You can also kind of make out the muffler shaped water tank on the passenger side (under the open tent platform). There were 2 of these, mounted on expandable rails that slid out from under the tent unit. The reason for the slide out was that there was also a cabana unit on the side that had a primitive (bag type) potty and the water tank could be tilted and used as a shower (albeit cold water).
There wasn’t a lot of headroom on the sides, so on a rainy day it could get a bit claustophobic but you were up high and dry. The unit actually stored at the top of the garage ceiling (if you had one low enough) and racheted down onto the raingutters of the car.

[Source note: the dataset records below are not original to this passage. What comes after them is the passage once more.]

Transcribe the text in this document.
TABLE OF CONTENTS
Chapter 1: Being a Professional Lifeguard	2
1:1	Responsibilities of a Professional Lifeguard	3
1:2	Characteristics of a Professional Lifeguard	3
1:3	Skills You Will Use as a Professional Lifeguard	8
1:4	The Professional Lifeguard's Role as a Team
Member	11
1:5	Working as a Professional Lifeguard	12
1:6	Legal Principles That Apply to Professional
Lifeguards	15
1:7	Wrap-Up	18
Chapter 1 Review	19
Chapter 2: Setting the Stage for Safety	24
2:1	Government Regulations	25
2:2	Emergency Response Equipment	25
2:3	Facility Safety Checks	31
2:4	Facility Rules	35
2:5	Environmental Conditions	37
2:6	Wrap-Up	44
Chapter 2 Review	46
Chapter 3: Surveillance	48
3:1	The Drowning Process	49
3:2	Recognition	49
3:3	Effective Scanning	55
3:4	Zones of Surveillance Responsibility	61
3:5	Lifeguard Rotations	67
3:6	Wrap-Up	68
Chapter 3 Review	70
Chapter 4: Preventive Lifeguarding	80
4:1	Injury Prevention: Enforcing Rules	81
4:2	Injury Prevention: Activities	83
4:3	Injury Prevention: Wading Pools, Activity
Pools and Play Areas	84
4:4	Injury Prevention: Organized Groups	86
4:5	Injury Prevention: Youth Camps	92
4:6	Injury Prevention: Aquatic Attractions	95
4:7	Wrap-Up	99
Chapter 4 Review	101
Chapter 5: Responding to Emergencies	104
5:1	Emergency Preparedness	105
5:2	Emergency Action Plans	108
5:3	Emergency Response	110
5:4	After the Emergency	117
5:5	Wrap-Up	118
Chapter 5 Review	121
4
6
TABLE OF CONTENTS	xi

We always had a station wagon (our Olds F85 wagon was the first) to use with this, and the storage and extra sleeping in the back of the wagon were handy to have. With 4 people, you could lift the tent unit off the car and place it on the ground, which wasn’t easy but let you use your car without bringing the tent unit (leaving it at the campsite).
We lived in Vermont when we bought this, and it was great for summer camping…our farthest excursion was to Prince Edward Island in 1969, returning though Quebec.
We brought it with us when we moved to Virginia, but by that time my youngest (now deceased) sister was born, and we moved onto a poptop camper trailer…stored the
Camp O’Tel in our basement, but the canvas was torn and we never used it for camping, my Father either giving it away or selling it, sometime around 1973.